15. yüzyıl ve özellikle de bu yüzyılın ikinci yarısına denk gelen, İstanbul’un fethinden sonraki süreç Osmanlı Devleti’nin hem siyâsî ve bürokratik açıdan hem de ilmî ve kültürel açıdan teşkilâtlanmasında en kritik adımların atıldığı dönemdir. Bu süreçte öncelikle II. Murad döneminde ivme kazanan tercüme ve te’lîf hareketleriyle Türkçenin bir ilim ve kültür dili olmasına zemin hazırlanmıştır. Bu yüzyılda Anadolu topraklarında teşekkül eden ilk yerel tarîkat olan Bayramiyye de mensuplarının ürettiği eserlerle bu entelektüel hareketin önemli ocaklarından biri olmuştur.
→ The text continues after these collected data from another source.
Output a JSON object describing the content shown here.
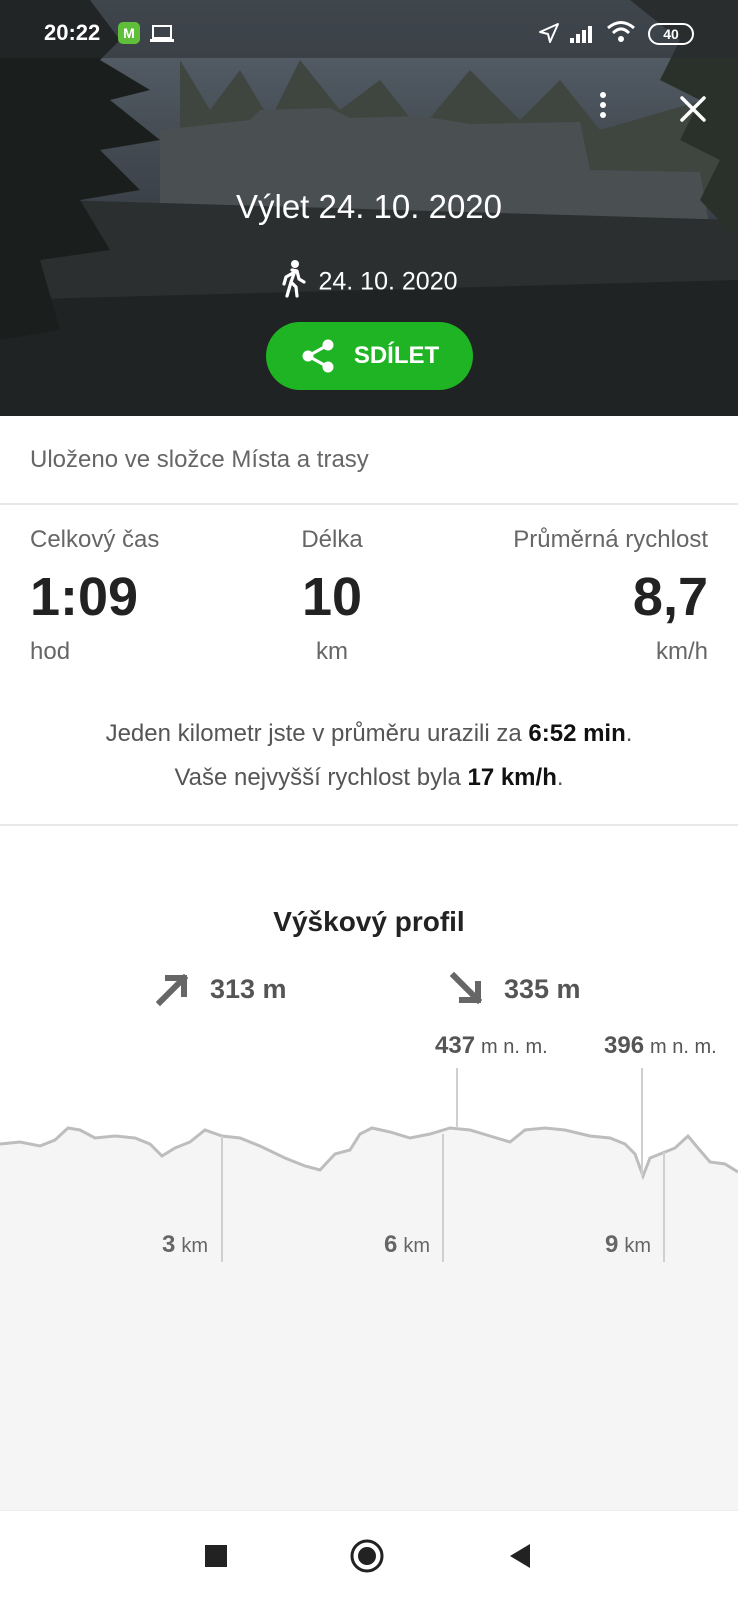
{
  "status_bar": {
    "time": "20:22",
    "app_badge": "M",
    "battery": "40"
  },
  "header": {
    "title": "Výlet 24. 10. 2020",
    "date": "24. 10. 2020",
    "activity_icon": "walking-person-icon",
    "share_label": "SDÍLET",
    "accent_color": "#1fb424"
  },
  "folder_text": "Uloženo ve složce Místa a trasy",
  "stats": [
    {
      "label": "Celkový čas",
      "value": "1:09",
      "unit": "hod"
    },
    {
      "label": "Délka",
      "value": "10",
      "unit": "km"
    },
    {
      "label": "Průměrná rychlost",
      "value": "8,7",
      "unit": "km/h"
    }
  ],
  "summary": {
    "line1_prefix": "Jeden kilometr jste v průměru urazili za ",
    "line1_value": "6:52 min",
    "line1_suffix": ".",
    "line2_prefix": "Vaše nejvyšší rychlost byla ",
    "line2_value": "17 km/h",
    "line2_suffix": "."
  },
  "elevation": {
    "title": "Výškový profil",
    "ascent": "313 m",
    "descent": "335 m",
    "peaks": [
      {
        "value": "437",
        "unit": "m n. m."
      },
      {
        "value": "396",
        "unit": "m n. m."
      }
    ],
    "km_markers": [
      {
        "value": "3",
        "unit": "km"
      },
      {
        "value": "6",
        "unit": "km"
      },
      {
        "value": "9",
        "unit": "km"
      }
    ]
  }
}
Hacı Bayram-ı Velî’nin (ö. 833/1429–30) mürîdlerinin yaptığı Lema‘ât ve Gülşen-i Râz gibi tasavvuf yazınının temel bazı eserlerinin çevirisiyle başlayan bu kültürel üretim süreci Yazıcıoğlu Mehmed (ö. 855/1451) ve Ahmed Bîcân (ö. 870/1466’dan sonra) kardeşlerin te’lîf ve tercümeleriyle devam etmiştir. Bizzât Akşemseddîn’in de kendi risâleleriyle katıldığı sürece, onun önde gelen halîfeleri olan Ibrahim Tennûrî (ö. 887/1482) ve Abdurrahim Karahisârî (ö. 888-900/1483-94 arası) de kendi eserleriyle destek vermişlerdir.Bu çalışma [Abdurrahim Karahisârî’nin Tasavvufî Görüşleri ve Münyetü’l-Ebrâr ve Gunyetü’l-Ahyâr İsimli Eseri (Metin ve İnceleme), Doktora Tezi, Marmara Üniversitesi, Sosyal Bilimler Enstitüsü, Temel İslam Bilimleri Anabilim Dalı, Tasavvuf Bilim Dalı, İstanbul, Türkiye, 2019], böyle bir zaman bağlamında yaşayan ve eser veren Abdurrahim Karahisârî’nin tasavvufî görüşlerini konu edinmektedir. Çalışmanın temel amacı Karahisârî’nin, eserlerinden, özellikle de müstakil olarak tasavvufî bir mevzûya odaklanan tek eseri olan Münyetü’l-ebrâr ve gunyetü’l-ahyâr’dan hareketle tasavvufî görüşlerini gün yüzüne çıkarmaktır. Karahisârî’nin günümüze ulaşan dört eseri olsa da hayâtı hakkındaki biyografik ve çevresi hakkında bilgi veren prosopografik kayıtlar oldukça sınırlıdır. Dolayısıyla, çalışmanın gâyesine ulaşabilmesi adına ilk yapılması gereken Karahisârî’nin biyografisini ve muhitini ortaya çıkarmaktır.